Atala builds a scaffold, which he calls a “cell delivery vehicle,” and then coats it with healthy cells from a patient’s bladder and incubates it. The cells multiply, expanding across the scaffold, eventually forming a new bladder that can be implanted. Since the bladder is derived from the patient’s own cells, the body doesn’t reject it. Hollow organs are easier to create than solid ones, but researchers have recently made strides with livers, hearts, and even lungs. Major challenges remain. But sometime in the future, scientists hope, humans will be able to mimic the processes that enable other animals to regenerate body parts. When a salamander loses a leg, it sprouts a new one. A zebra fish can even regenerate a portion of its heart. Humans can regenerate bones and skin, but like other higher species, lost the capacity to regrow limbs and organs during the process of evolution. By manipulating specific genes, scientists may turn this miraculous power back on.
How would that affect life expectancy?
In a world in which aging or diseased people can swap a damaged heart, liver, or other organ for a new one created from their own DNA, a majority of children alive today might live to 100 or beyond. It’s hard to know how far-reaching the effects might be because we’re still only at the dawning of the biological revolution. But true believers have seen enough to predict changes of historical import. “We’re beginning to understand how life is coded and how life makes things,” says bio investor Juan Enriquez. “How we make things, where we make things, is going to change on a scale similar to that of the Industrial Revolution.

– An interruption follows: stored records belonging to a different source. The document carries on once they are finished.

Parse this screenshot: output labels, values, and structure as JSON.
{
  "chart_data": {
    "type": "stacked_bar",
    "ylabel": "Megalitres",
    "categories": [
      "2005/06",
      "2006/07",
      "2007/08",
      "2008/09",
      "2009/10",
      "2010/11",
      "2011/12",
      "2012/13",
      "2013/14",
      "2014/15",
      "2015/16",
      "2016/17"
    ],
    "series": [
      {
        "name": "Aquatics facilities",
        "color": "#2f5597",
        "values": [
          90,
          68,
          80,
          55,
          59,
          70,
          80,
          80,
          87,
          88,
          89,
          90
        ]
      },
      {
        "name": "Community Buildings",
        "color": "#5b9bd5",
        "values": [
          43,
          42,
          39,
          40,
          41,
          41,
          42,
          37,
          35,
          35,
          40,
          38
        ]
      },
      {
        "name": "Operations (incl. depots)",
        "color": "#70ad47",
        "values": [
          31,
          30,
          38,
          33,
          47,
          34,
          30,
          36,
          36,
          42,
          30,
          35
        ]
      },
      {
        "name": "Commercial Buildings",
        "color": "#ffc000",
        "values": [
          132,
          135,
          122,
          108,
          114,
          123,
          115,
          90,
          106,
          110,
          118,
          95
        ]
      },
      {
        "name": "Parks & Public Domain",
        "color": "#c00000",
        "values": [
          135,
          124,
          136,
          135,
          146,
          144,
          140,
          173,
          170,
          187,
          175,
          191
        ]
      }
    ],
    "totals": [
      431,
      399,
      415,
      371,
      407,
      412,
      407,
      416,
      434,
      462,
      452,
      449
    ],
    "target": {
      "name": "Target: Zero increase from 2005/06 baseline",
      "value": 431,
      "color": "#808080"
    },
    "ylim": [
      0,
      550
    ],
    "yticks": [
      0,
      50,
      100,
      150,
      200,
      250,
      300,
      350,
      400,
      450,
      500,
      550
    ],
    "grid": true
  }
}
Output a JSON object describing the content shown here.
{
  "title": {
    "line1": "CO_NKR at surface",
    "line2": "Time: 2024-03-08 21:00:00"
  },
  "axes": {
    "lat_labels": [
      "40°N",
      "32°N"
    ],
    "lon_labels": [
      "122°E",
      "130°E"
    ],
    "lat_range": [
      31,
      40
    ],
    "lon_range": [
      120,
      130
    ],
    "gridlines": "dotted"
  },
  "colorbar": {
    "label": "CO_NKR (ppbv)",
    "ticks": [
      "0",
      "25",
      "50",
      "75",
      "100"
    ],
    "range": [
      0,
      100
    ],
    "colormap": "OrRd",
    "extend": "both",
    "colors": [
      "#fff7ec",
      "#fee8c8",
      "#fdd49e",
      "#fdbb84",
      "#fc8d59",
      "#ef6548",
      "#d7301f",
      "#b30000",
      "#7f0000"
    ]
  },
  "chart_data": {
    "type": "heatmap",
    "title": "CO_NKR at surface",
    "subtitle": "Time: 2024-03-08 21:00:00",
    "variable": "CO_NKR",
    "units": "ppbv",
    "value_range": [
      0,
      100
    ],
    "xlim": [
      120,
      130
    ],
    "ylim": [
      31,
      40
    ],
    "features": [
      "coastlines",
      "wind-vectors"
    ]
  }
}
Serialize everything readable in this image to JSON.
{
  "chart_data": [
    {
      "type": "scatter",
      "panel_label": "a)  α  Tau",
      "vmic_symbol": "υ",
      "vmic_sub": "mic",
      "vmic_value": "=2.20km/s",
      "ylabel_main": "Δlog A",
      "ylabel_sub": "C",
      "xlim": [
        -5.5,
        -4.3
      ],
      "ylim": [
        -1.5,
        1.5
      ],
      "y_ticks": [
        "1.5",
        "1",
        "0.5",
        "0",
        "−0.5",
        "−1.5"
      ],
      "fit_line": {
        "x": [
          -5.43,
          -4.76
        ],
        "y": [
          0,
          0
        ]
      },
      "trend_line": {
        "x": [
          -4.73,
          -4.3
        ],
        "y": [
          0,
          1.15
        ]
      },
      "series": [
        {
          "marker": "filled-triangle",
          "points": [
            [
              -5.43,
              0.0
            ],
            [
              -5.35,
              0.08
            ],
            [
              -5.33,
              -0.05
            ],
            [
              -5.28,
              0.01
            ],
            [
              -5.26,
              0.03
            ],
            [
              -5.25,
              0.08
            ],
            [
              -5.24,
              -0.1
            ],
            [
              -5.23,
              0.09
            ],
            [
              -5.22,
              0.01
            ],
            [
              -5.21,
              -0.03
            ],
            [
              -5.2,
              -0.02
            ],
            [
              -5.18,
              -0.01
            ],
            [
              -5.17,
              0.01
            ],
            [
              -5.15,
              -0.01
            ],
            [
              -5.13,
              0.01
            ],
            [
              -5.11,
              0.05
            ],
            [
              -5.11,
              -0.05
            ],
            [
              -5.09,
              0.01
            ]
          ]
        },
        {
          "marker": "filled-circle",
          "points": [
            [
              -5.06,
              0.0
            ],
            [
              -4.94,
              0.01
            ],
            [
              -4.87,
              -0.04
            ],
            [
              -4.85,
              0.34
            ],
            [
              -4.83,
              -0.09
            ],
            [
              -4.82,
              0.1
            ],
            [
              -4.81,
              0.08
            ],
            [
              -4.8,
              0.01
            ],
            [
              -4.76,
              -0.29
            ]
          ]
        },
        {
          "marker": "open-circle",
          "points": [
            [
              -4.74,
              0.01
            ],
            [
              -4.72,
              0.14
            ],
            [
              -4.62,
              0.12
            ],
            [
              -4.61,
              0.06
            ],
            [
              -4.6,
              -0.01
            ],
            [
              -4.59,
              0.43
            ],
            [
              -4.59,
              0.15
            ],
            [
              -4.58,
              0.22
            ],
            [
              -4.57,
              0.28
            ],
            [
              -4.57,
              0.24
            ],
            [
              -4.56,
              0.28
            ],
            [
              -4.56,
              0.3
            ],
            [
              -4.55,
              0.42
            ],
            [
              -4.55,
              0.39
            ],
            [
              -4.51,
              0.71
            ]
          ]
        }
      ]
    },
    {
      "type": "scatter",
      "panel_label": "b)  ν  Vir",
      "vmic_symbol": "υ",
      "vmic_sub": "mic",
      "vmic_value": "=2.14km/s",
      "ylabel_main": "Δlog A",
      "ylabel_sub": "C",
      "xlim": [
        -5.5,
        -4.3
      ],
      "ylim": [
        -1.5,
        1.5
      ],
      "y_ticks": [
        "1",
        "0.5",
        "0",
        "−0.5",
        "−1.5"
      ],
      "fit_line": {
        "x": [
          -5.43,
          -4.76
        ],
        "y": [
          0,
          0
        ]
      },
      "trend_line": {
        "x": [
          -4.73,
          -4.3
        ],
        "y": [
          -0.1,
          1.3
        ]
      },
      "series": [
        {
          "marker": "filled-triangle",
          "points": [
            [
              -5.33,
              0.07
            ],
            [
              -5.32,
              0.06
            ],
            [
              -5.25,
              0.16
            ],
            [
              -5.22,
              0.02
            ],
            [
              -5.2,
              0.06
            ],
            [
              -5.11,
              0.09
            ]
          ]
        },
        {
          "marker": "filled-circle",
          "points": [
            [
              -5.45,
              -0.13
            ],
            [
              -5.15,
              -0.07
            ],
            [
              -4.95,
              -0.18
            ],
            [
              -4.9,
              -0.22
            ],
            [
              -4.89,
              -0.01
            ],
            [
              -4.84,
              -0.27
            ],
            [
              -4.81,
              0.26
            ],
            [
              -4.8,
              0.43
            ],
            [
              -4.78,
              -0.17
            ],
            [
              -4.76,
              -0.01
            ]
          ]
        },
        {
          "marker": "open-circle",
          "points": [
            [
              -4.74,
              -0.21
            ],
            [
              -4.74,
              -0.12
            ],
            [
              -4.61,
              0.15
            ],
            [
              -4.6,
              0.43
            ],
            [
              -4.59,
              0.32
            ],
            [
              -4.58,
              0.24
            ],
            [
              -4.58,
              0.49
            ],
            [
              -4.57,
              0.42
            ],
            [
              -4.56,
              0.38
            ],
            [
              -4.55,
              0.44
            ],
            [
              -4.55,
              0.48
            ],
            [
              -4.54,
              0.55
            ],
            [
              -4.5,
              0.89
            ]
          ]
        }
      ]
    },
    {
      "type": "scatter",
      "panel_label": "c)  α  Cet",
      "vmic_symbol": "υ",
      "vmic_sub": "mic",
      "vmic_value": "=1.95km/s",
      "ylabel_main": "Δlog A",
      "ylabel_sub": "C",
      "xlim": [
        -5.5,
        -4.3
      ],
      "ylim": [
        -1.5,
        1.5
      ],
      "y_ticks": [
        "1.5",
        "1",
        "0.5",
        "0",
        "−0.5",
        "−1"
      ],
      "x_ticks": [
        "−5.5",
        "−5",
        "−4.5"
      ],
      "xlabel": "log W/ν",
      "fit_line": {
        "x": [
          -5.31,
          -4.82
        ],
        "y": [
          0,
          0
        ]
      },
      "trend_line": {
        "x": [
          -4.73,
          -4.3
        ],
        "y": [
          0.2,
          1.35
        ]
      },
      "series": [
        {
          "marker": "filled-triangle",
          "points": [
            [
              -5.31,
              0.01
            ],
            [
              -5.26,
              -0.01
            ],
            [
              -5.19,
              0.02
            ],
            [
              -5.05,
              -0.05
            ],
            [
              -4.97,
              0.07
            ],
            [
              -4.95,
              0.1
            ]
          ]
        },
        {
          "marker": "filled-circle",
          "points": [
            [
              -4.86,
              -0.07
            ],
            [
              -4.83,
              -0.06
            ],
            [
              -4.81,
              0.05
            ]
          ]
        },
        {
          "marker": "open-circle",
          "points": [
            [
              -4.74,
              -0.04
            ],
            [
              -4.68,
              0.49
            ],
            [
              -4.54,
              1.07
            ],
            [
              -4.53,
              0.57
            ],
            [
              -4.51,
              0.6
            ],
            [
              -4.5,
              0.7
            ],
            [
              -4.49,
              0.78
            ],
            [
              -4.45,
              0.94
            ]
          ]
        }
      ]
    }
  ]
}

It’s already happening.”
The synthetic future
When scientist Craig Venter recently announced the creation of the world’s first synthetic cell, life on earth changed, literally. Genetically modified products are nothing new—more than three-quarters of the world’s soybean crop is genetically modified. But by inserting computer-designed genetic material into a bacteria cell, Venter’s team created an entirely new strain of bacteria—a new life form. ExxonMobil has already signed a $300 million deal with Venter’s Synthetic Genomics to design an algae that produces liquid fuel, and other synthetic life, like a bacteria programmed to make biodegradable plastic, is anticipated. In announcing his invention, Venter called it the first life on earth “whose parent is a computer.”